Bulgaria’s Reformist Bloc agrees to nominate Traicho Traikov for president
The executive council of the Reformist Bloc, the fourth-largest group in Bulgaria’s National Assembly, agreed on September 8 to nominate former economy and energy minister Traicho Traikov as the coalition’s candidate in Bulgaria’s November 6 2016 presidential elections.
The bloc’s vice-presidential candidate will be General Subi Subev.
The nominations of Traikov and Subev were proposed by the Reformist Bloc’s leaders’ council on September 1, but the Traikov proposal was subsequently publicly opposed by at least one of the bloc’s constituent parties, the Union of Democratic Forces.

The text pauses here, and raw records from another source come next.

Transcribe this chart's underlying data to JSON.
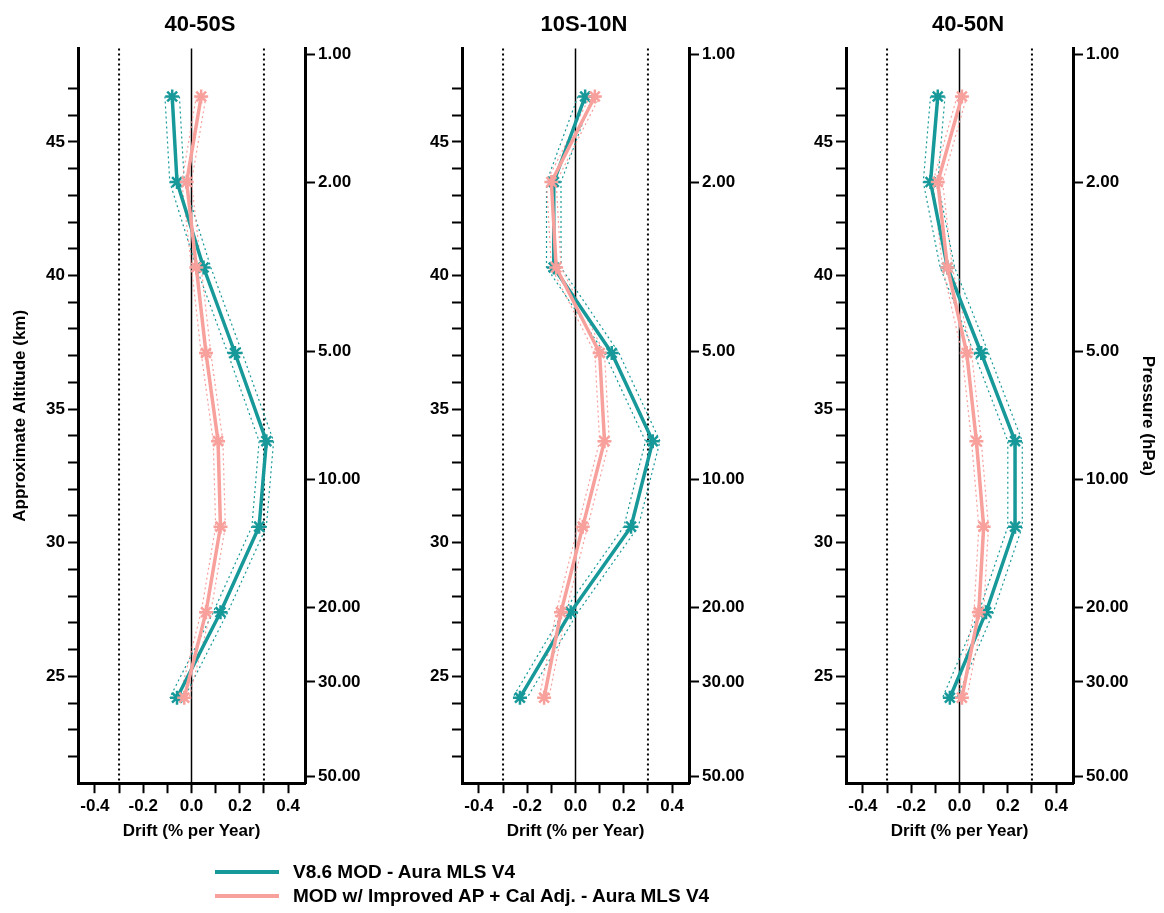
{
  "chart_data": [
    {
      "type": "line",
      "title": "40-50S",
      "xlabel": "Drift (% per Year)",
      "ylabel": "Approximate Altitude (km)",
      "xlim": [
        -0.47,
        0.47
      ],
      "xticks": [
        {
          "value": -0.4,
          "label": "-0.4"
        },
        {
          "value": -0.3,
          "label": null
        },
        {
          "value": -0.2,
          "label": "-0.2"
        },
        {
          "value": -0.1,
          "label": null
        },
        {
          "value": 0,
          "label": "0.0"
        },
        {
          "value": 0.1,
          "label": null
        },
        {
          "value": 0.2,
          "label": "0.2"
        },
        {
          "value": 0.3,
          "label": null
        },
        {
          "value": 0.4,
          "label": "0.4"
        }
      ],
      "ylim": [
        21,
        48.5
      ],
      "yticks": [
        {
          "value": 22,
          "label": null
        },
        {
          "value": 23,
          "label": null
        },
        {
          "value": 24,
          "label": null
        },
        25,
        {
          "value": 26,
          "label": null
        },
        {
          "value": 27,
          "label": null
        },
        {
          "value": 28,
          "label": null
        },
        {
          "value": 29,
          "label": null
        },
        30,
        {
          "value": 31,
          "label": null
        },
        {
          "value": 32,
          "label": null
        },
        {
          "value": 33,
          "label": null
        },
        {
          "value": 34,
          "label": null
        },
        35,
        {
          "value": 36,
          "label": null
        },
        {
          "value": 37,
          "label": null
        },
        {
          "value": 38,
          "label": null
        },
        {
          "value": 39,
          "label": null
        },
        40,
        {
          "value": 41,
          "label": null
        },
        {
          "value": 42,
          "label": null
        },
        {
          "value": 43,
          "label": null
        },
        {
          "value": 44,
          "label": null
        },
        45,
        {
          "value": 46,
          "label": null
        },
        {
          "value": 47,
          "label": null
        }
      ],
      "y2lim": [
        51.9,
        0.97
      ],
      "y2ticks": [
        {
          "value": 1,
          "label": "1.00"
        },
        {
          "value": 2,
          "label": "2.00"
        },
        {
          "value": 5,
          "label": "5.00"
        },
        {
          "value": 10,
          "label": "10.00"
        },
        {
          "value": 20,
          "label": "20.00"
        },
        {
          "value": 30,
          "label": "30.00"
        },
        {
          "value": 50,
          "label": "50.00"
        }
      ],
      "log": "y2",
      "marker": "cross",
      "ref_lines": [
        {
          "axis": "x",
          "value": 0,
          "color": "#000000",
          "line_style": "solid"
        },
        {
          "axis": "x",
          "value": -0.3,
          "color": "#000000",
          "line_style": "dotted"
        },
        {
          "axis": "x",
          "value": 0.3,
          "color": "#000000",
          "line_style": "dotted"
        }
      ],
      "series": [
        {
          "color": "#17999a",
          "line_style": "dotted",
          "marker": "none",
          "x": [
            -0.11,
            -0.09,
            0.02,
            0.15,
            0.28,
            0.25,
            0.09,
            -0.09
          ],
          "values": [
            46.7,
            43.5,
            40.3,
            37.1,
            33.8,
            30.6,
            27.4,
            24.2
          ]
        },
        {
          "color": "#17999a",
          "line_style": "dotted",
          "marker": "none",
          "x": [
            -0.05,
            -0.03,
            0.08,
            0.21,
            0.34,
            0.31,
            0.15,
            -0.03
          ],
          "values": [
            46.7,
            43.5,
            40.3,
            37.1,
            33.8,
            30.6,
            27.4,
            24.2
          ]
        },
        {
          "color": "#f7a09c",
          "line_style": "dotted",
          "marker": "none",
          "x": [
            0.02,
            -0.04,
            0.0,
            0.04,
            0.09,
            0.1,
            0.04,
            -0.05
          ],
          "values": [
            46.7,
            43.5,
            40.3,
            37.1,
            33.8,
            30.6,
            27.4,
            24.2
          ]
        },
        {
          "color": "#f7a09c",
          "line_style": "dotted",
          "marker": "none",
          "x": [
            0.06,
            0.0,
            0.04,
            0.08,
            0.13,
            0.14,
            0.08,
            -0.01
          ],
          "values": [
            46.7,
            43.5,
            40.3,
            37.1,
            33.8,
            30.6,
            27.4,
            24.2
          ]
        },
        {
          "color": "#17999a",
          "line_style": "solid",
          "x": [
            -0.08,
            -0.06,
            0.05,
            0.18,
            0.31,
            0.28,
            0.12,
            -0.06
          ],
          "values": [
            46.7,
            43.5,
            40.3,
            37.1,
            33.8,
            30.6,
            27.4,
            24.2
          ]
        },
        {
          "color": "#f7a09c",
          "line_style": "solid",
          "x": [
            0.04,
            -0.02,
            0.02,
            0.06,
            0.11,
            0.12,
            0.06,
            -0.03
          ],
          "values": [
            46.7,
            43.5,
            40.3,
            37.1,
            33.8,
            30.6,
            27.4,
            24.2
          ]
        }
      ]
    },
    {
      "type": "line",
      "title": "10S-10N",
      "xlabel": "Drift (% per Year)",
      "xlim": [
        -0.47,
        0.47
      ],
      "xticks": [
        {
          "value": -0.4,
          "label": "-0.4"
        },
        {
          "value": -0.3,
          "label": null
        },
        {
          "value": -0.2,
          "label": "-0.2"
        },
        {
          "value": -0.1,
          "label": null
        },
        {
          "value": 0,
          "label": "0.0"
        },
        {
          "value": 0.1,
          "label": null
        },
        {
          "value": 0.2,
          "label": "0.2"
        },
        {
          "value": 0.3,
          "label": null
        },
        {
          "value": 0.4,
          "label": "0.4"
        }
      ],
      "ylim": [
        21,
        48.5
      ],
      "yticks": [
        {
          "value": 22,
          "label": null
        },
        {
          "value": 23,
          "label": null
        },
        {
          "value": 24,
          "label": null
        },
        25,
        {
          "value": 26,
          "label": null
        },
        {
          "value": 27,
          "label": null
        },
        {
          "value": 28,
          "label": null
        },
        {
          "value": 29,
          "label": null
        },
        30,
        {
          "value": 31,
          "label": null
        },
        {
          "value": 32,
          "label": null
        },
        {
          "value": 33,
          "label": null
        },
        {
          "value": 34,
          "label": null
        },
        35,
        {
          "value": 36,
          "label": null
        },
        {
          "value": 37,
          "label": null
        },
        {
          "value": 38,
          "label": null
        },
        {
          "value": 39,
          "label": null
        },
        40,
        {
          "value": 41,
          "label": null
        },
        {
          "value": 42,
          "label": null
        },
        {
          "value": 43,
          "label": null
        },
        {
          "value": 44,
          "label": null
        },
        45,
        {
          "value": 46,
          "label": null
        },
        {
          "value": 47,
          "label": null
        }
      ],
      "y2lim": [
        51.9,
        0.97
      ],
      "y2ticks": [
        {
          "value": 1,
          "label": "1.00"
        },
        {
          "value": 2,
          "label": "2.00"
        },
        {
          "value": 5,
          "label": "5.00"
        },
        {
          "value": 10,
          "label": "10.00"
        },
        {
          "value": 20,
          "label": "20.00"
        },
        {
          "value": 30,
          "label": "30.00"
        },
        {
          "value": 50,
          "label": "50.00"
        }
      ],
      "log": "y2",
      "marker": "cross",
      "legend": "bottom",
      "ref_lines": [
        {
          "axis": "x",
          "value": 0,
          "color": "#000000",
          "line_style": "solid"
        },
        {
          "axis": "x",
          "value": -0.3,
          "color": "#000000",
          "line_style": "dotted"
        },
        {
          "axis": "x",
          "value": 0.3,
          "color": "#000000",
          "line_style": "dotted"
        }
      ],
      "series": [
        {
          "color": "#17999a",
          "line_style": "dotted",
          "marker": "none",
          "x": [
            0.01,
            -0.12,
            -0.12,
            0.12,
            0.29,
            0.2,
            -0.05,
            -0.26
          ],
          "values": [
            46.7,
            43.5,
            40.3,
            37.1,
            33.8,
            30.6,
            27.4,
            24.2
          ]
        },
        {
          "color": "#17999a",
          "line_style": "dotted",
          "marker": "none",
          "x": [
            0.07,
            -0.06,
            -0.06,
            0.18,
            0.35,
            0.26,
            0.01,
            -0.2
          ],
          "values": [
            46.7,
            43.5,
            40.3,
            37.1,
            33.8,
            30.6,
            27.4,
            24.2
          ]
        },
        {
          "color": "#f7a09c",
          "line_style": "dotted",
          "marker": "none",
          "x": [
            0.06,
            -0.12,
            -0.1,
            0.08,
            0.1,
            0.01,
            -0.08,
            -0.15
          ],
          "values": [
            46.7,
            43.5,
            40.3,
            37.1,
            33.8,
            30.6,
            27.4,
            24.2
          ]
        },
        {
          "color": "#f7a09c",
          "line_style": "dotted",
          "marker": "none",
          "x": [
            0.1,
            -0.08,
            -0.06,
            0.12,
            0.14,
            0.05,
            -0.04,
            -0.11
          ],
          "values": [
            46.7,
            43.5,
            40.3,
            37.1,
            33.8,
            30.6,
            27.4,
            24.2
          ]
        },
        {
          "name": "V8.6 MOD - Aura MLS V4",
          "color": "#17999a",
          "line_style": "solid",
          "x": [
            0.04,
            -0.09,
            -0.09,
            0.15,
            0.32,
            0.23,
            -0.02,
            -0.23
          ],
          "values": [
            46.7,
            43.5,
            40.3,
            37.1,
            33.8,
            30.6,
            27.4,
            24.2
          ]
        },
        {
          "name": "MOD w/ Improved AP + Cal Adj. - Aura MLS V4",
          "color": "#f7a09c",
          "line_style": "solid",
          "x": [
            0.08,
            -0.1,
            -0.08,
            0.1,
            0.12,
            0.03,
            -0.06,
            -0.13
          ],
          "values": [
            46.7,
            43.5,
            40.3,
            37.1,
            33.8,
            30.6,
            27.4,
            24.2
          ]
        }
      ]
    },
    {
      "type": "line",
      "title": "40-50N",
      "xlabel": "Drift (% per Year)",
      "y2label": "Pressure (hPa)",
      "xlim": [
        -0.47,
        0.47
      ],
      "xticks": [
        {
          "value": -0.4,
          "label": "-0.4"
        },
        {
          "value": -0.3,
          "label": null
        },
        {
          "value": -0.2,
          "label": "-0.2"
        },
        {
          "value": -0.1,
          "label": null
        },
        {
          "value": 0,
          "label": "0.0"
        },
        {
          "value": 0.1,
          "label": null
        },
        {
          "value": 0.2,
          "label": "0.2"
        },
        {
          "value": 0.3,
          "label": null
        },
        {
          "value": 0.4,
          "label": "0.4"
        }
      ],
      "ylim": [
        21,
        48.5
      ],
      "yticks": [
        {
          "value": 22,
          "label": null
        },
        {
          "value": 23,
          "label": null
        },
        {
          "value": 24,
          "label": null
        },
        25,
        {
          "value": 26,
          "label": null
        },
        {
          "value": 27,
          "label": null
        },
        {
          "value": 28,
          "label": null
        },
        {
          "value": 29,
          "label": null
        },
        30,
        {
          "value": 31,
          "label": null
        },
        {
          "value": 32,
          "label": null
        },
        {
          "value": 33,
          "label": null
        },
        {
          "value": 34,
          "label": null
        },
        35,
        {
          "value": 36,
          "label": null
        },
        {
          "value": 37,
          "label": null
        },
        {
          "value": 38,
          "label": null
        },
        {
          "value": 39,
          "label": null
        },
        40,
        {
          "value": 41,
          "label": null
        },
        {
          "value": 42,
          "label": null
        },
        {
          "value": 43,
          "label": null
        },
        {
          "value": 44,
          "label": null
        },
        45,
        {
          "value": 46,
          "label": null
        },
        {
          "value": 47,
          "label": null
        }
      ],
      "y2lim": [
        51.9,
        0.97
      ],
      "y2ticks": [
        {
          "value": 1,
          "label": "1.00"
        },
        {
          "value": 2,
          "label": "2.00"
        },
        {
          "value": 5,
          "label": "5.00"
        },
        {
          "value": 10,
          "label": "10.00"
        },
        {
          "value": 20,
          "label": "20.00"
        },
        {
          "value": 30,
          "label": "30.00"
        },
        {
          "value": 50,
          "label": "50.00"
        }
      ],
      "log": "y2",
      "marker": "cross",
      "ref_lines": [
        {
          "axis": "x",
          "value": 0,
          "color": "#000000",
          "line_style": "solid"
        },
        {
          "axis": "x",
          "value": -0.3,
          "color": "#000000",
          "line_style": "dotted"
        },
        {
          "axis": "x",
          "value": 0.3,
          "color": "#000000",
          "line_style": "dotted"
        }
      ],
      "series": [
        {
          "color": "#17999a",
          "line_style": "dotted",
          "marker": "none",
          "x": [
            -0.12,
            -0.15,
            -0.08,
            0.06,
            0.2,
            0.2,
            0.08,
            -0.07
          ],
          "values": [
            46.7,
            43.5,
            40.3,
            37.1,
            33.8,
            30.6,
            27.4,
            24.2
          ]
        },
        {
          "color": "#17999a",
          "line_style": "dotted",
          "marker": "none",
          "x": [
            -0.06,
            -0.09,
            -0.02,
            0.12,
            0.26,
            0.26,
            0.14,
            -0.01
          ],
          "values": [
            46.7,
            43.5,
            40.3,
            37.1,
            33.8,
            30.6,
            27.4,
            24.2
          ]
        },
        {
          "color": "#f7a09c",
          "line_style": "dotted",
          "marker": "none",
          "x": [
            -0.01,
            -0.11,
            -0.07,
            0.01,
            0.05,
            0.08,
            0.06,
            -0.01
          ],
          "values": [
            46.7,
            43.5,
            40.3,
            37.1,
            33.8,
            30.6,
            27.4,
            24.2
          ]
        },
        {
          "color": "#f7a09c",
          "line_style": "dotted",
          "marker": "none",
          "x": [
            0.03,
            -0.07,
            -0.03,
            0.05,
            0.09,
            0.12,
            0.1,
            0.03
          ],
          "values": [
            46.7,
            43.5,
            40.3,
            37.1,
            33.8,
            30.6,
            27.4,
            24.2
          ]
        },
        {
          "color": "#17999a",
          "line_style": "solid",
          "x": [
            -0.09,
            -0.12,
            -0.05,
            0.09,
            0.23,
            0.23,
            0.11,
            -0.04
          ],
          "values": [
            46.7,
            43.5,
            40.3,
            37.1,
            33.8,
            30.6,
            27.4,
            24.2
          ]
        },
        {
          "color": "#f7a09c",
          "line_style": "solid",
          "x": [
            0.01,
            -0.09,
            -0.05,
            0.03,
            0.07,
            0.1,
            0.08,
            0.01
          ],
          "values": [
            46.7,
            43.5,
            40.3,
            37.1,
            33.8,
            30.6,
            27.4,
            24.2
          ]
        }
      ]
    }
  ]
}
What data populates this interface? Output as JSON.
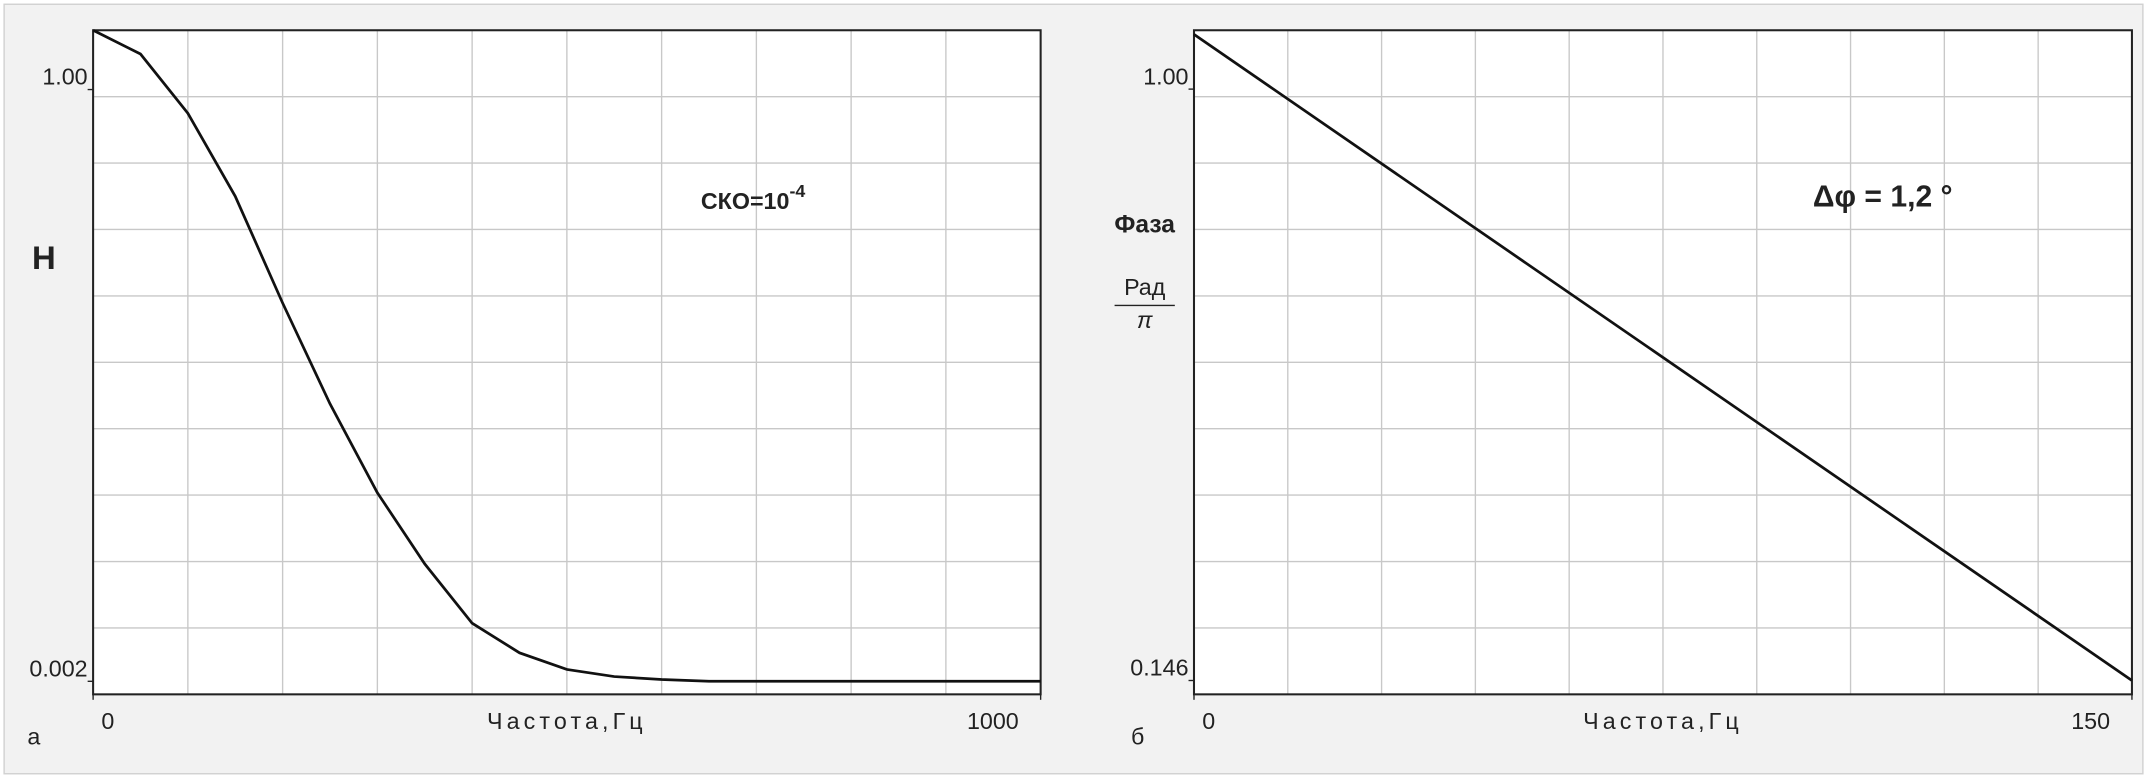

On September 8, speaking after the executive council meeting, the bloc’s Ivan Ivanov that there was officially “white smoke” – a reference to the process whereby the election of a Pope is signalled.
The Reformist Bloc’s executive council is made up of 21 people, six representatives of the bloc’s civic council and proportional representation of the five political parties making up the bloc. Decisions are made by a three-quarters majority, meaning at least 16 votes when all members of the council are present.
Traikov said that his candidacy was a chance for voters who felt themselves to be patriots, democrats and Euro-Atlanticists. Asked if he thought he could make it to a second-round ballot, he said that he would be voting for himself.
UDF leader Bozhidar Lukarski, who after the leaders’ council meeting continued to push for their candidate Grozdan Karadzhov to be named as the Reformist Bloc’s presidential candidate, said that the UDF would follow the executive council decision and support the Traikov candidacy.
Under Bulgaria’s presidential election rules, a first-round victory is achieved if a candidate gets more than half of the votes of those who go to the ballot boxes. If this does not happen, a second round is held between the two candidates who got the most votes at the first round. In 2016, November 13 is pencilled in for a second round, if required.
Traikov (46) was Economy, Energy and Tourism Minister in Boiko Borissov’s government from 2009 to 2012, with his term ending ostensibly over a Bulgarian government business forum in Qatar in March 2012 having descended into farce because of poor organisation.
After his ousting from the Cabinet, Traikov made repeated media appearances, criticising Borissov’s government. Traikov joined the Reformist Bloc in 2013 and was elected a Sofia city councillor at the head of the bloc’s ticket in regular municipal elections in 2015.
A graduate of Sofia’s First English Language School, Traikov graduated in international economic relations at the University of National and World Economy in 1994. He worked in the financial analysis and management sector in Austria and Germany and from 2005 to 2009, for Austrian energy utility EVN Bulgaria.
In Bulgaria’s presidential elections in November, voters are being asked to choose a successor to Rossen Plevneliev, who is not standing for a second term after his time in office ends in January 2017.
Borissov’s GERB party has not yet named a candidate. It says it will do so on October 2.
The National Assembly’s second-largest party, the opposition Bulgarian Socialist Party, is backing – through an “initiative committee” – Roumen Radev.
The Movement for Rights and Freedoms, the third-largest party in the National Assembly, has not yet announced whether it will field a candidate or who it will be.
The nationalist Patriotic Front and Volen Siderov’s Ataka are nominating a joint ticket of Krassimir Karakachanov of the PF with Yavor Notev of Ataka as candidate vice-president.
Georgi Purvanov’s ABC initially had said it was endorsing Radev but has announced it will come up with its own candidate.
Earlier on September 8, the extra-parliamentary Movement 21 and the National Movement for Stability and Progress announced a joint ticket of Movement 21 leader Tatyana Doncheva, formerly a BSP MP, as its presidential candidate, with the NSMP’s Mincho Spasov as vice-presidential candidate.